Isabella shook her head. “We wish. She was unclear about whether it was two cars, a car a
nd a truck, a van, an ice cream truck! Apparently this particular little old lady was the self-appointed neighborhood watch warden. Her husband went to bed early every night, and she was a night owl. So she was constantly peering out her window late at night.”
“Didn’t the fact that she’d seen two other vehicles, parked at Grace’s, whatever they were, support Travis’s theory that someone else could have come by—another sweetheart, or a burglar or something?”
“That would have been nice,” said Isabella. “But unfortunately this neighbor, Mrs. Herbert Orson Lomax—she referred to herself that way, all three names, every single time—was the quintessential elderly lady, with failing eyesight and slightly muddled recall. She was recovering from cataract surgery on the night Grace was murdered.”
“They pulled a Twelve Angry Men discredit on poor Mrs.
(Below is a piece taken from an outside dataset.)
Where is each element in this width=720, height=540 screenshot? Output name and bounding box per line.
Herbert Orson Lomax during the trial,” said Eleanor.
“Got it,” I said, thinking of the Henry Fonda classic in which the busybody neighbor who insisted she’d seen the wrongly accused young man neglected to mention that she’d spied the crime at the exact moment an El train rumbled past, obscuring her view.
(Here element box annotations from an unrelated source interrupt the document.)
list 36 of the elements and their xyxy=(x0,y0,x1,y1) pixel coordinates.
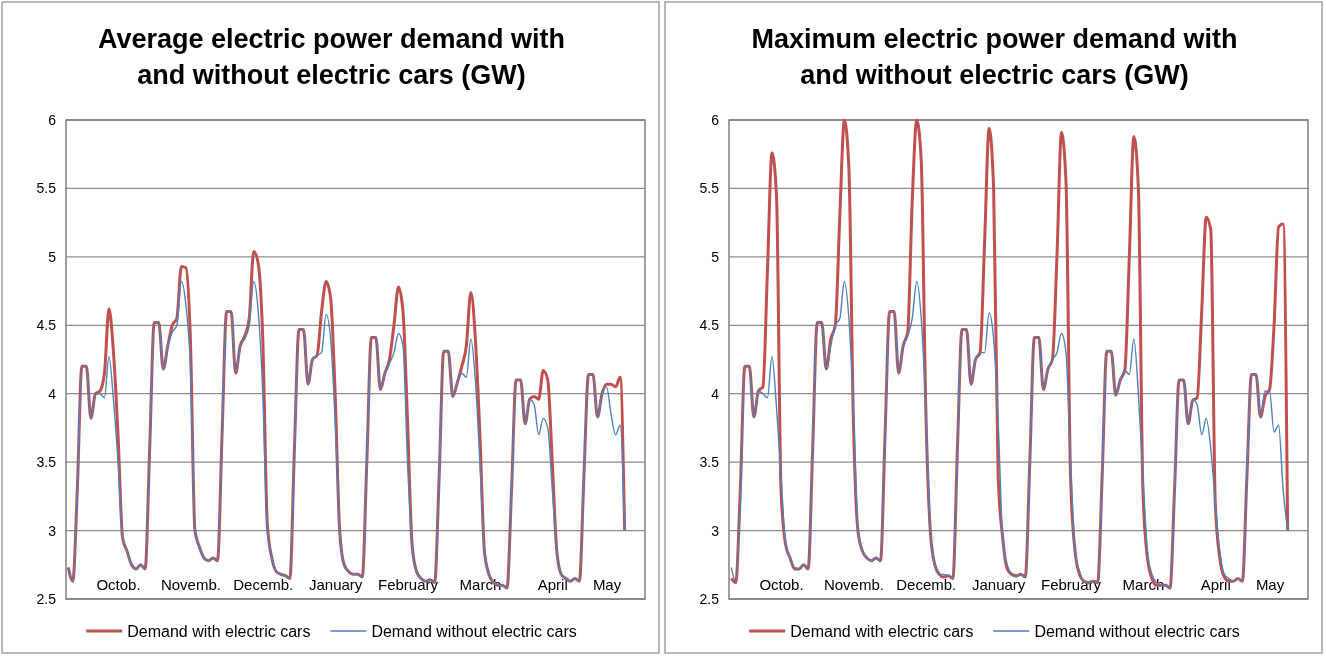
y-tick-label: 4.5 xyxy=(36,317,57,334)
x-tick-label: Novemb. xyxy=(160,575,221,593)
chart-title: Maximum electric power demand with and without electric cars (GW) xyxy=(751,24,1238,90)
x-tick-label: Octob. xyxy=(759,575,804,593)
y-tick-label: 3.5 xyxy=(699,454,720,471)
x-tick-label: February xyxy=(378,575,439,593)
y-tick-label: 6 xyxy=(48,111,57,128)
x-tick-label: Octob. xyxy=(96,575,141,593)
legend-label: Demand with electric cars xyxy=(790,623,974,640)
x-tick-label: Novemb. xyxy=(823,575,884,593)
y-tick-label: 5.5 xyxy=(699,180,720,197)
y-tick-label: 5 xyxy=(711,248,720,265)
x-tick-label: January xyxy=(308,575,363,593)
x-tick-label: May xyxy=(592,575,622,593)
y-tick-label: 3 xyxy=(48,522,57,539)
legend-label: Demand without electric cars xyxy=(1034,623,1240,640)
y-tick-label: 4.5 xyxy=(699,317,720,334)
y-tick-label: 5 xyxy=(48,248,57,265)
x-tick-label: Decemb. xyxy=(896,575,957,593)
chart-title: Average electric power demand with and without electric cars (GW) xyxy=(97,24,566,90)
y-tick-label: 4 xyxy=(48,385,57,402)
x-tick-label: Decemb. xyxy=(233,575,294,593)
legend-label: Demand with electric cars xyxy=(127,623,311,640)
y-tick-label: 3 xyxy=(711,522,720,539)
y-tick-label: 4 xyxy=(711,385,720,402)
y-tick-label: 2.5 xyxy=(36,590,57,607)
y-tick-label: 2.5 xyxy=(699,590,720,607)
x-tick-label: April xyxy=(537,575,568,593)
x-tick-label: January xyxy=(971,575,1026,593)
y-tick-label: 3.5 xyxy=(36,454,57,471)
x-tick-label: February xyxy=(1041,575,1102,593)
y-tick-label: 5.5 xyxy=(36,180,57,197)
x-tick-label: April xyxy=(1200,575,1231,593)
y-tick-label: 6 xyxy=(711,111,720,128)
x-tick-label: May xyxy=(1255,575,1285,593)
legend-label: Demand without electric cars xyxy=(371,623,577,640)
“Still, I guess your investigator is going back to talk to her again.”
“Again, I wish,” said Isabella. “Mrs. Lomax has gone to her reward since the trial.”
“What about all the new DNA evidence?” I asked. “I heard Barry Scheck—the guy from the OJ criminal trial—on the news the other day, flogging his book about stuff like that.”
“That’s an exciting emerging area,” said Eleanor. “It’s one reason they reopened the Sam Sheppard case after all these years. And that may be something Isabella can pursue. But right now, the DNA evidence is hurting her case. It’s Gifford’s DNA that was all over Mrs. Plummer. We don’t know yet if there’s any other angle to pursue.” Eleanor and Isabella exchanged a quick look. Neither said anything.
“Okay, so what next?”
“Now,” said Isabella, “we’re in the process of writing a brief and investigating the habeas. It’s on a killer deadline. Because once we file our AOB—that’s an appellant’s opening brief—and the state responds, we file a reply brief, and then the habeas petition is due in 180 days. If we miss the deadline, the issues that are in the habeas petition are lost forever. No one can ever raise them again.”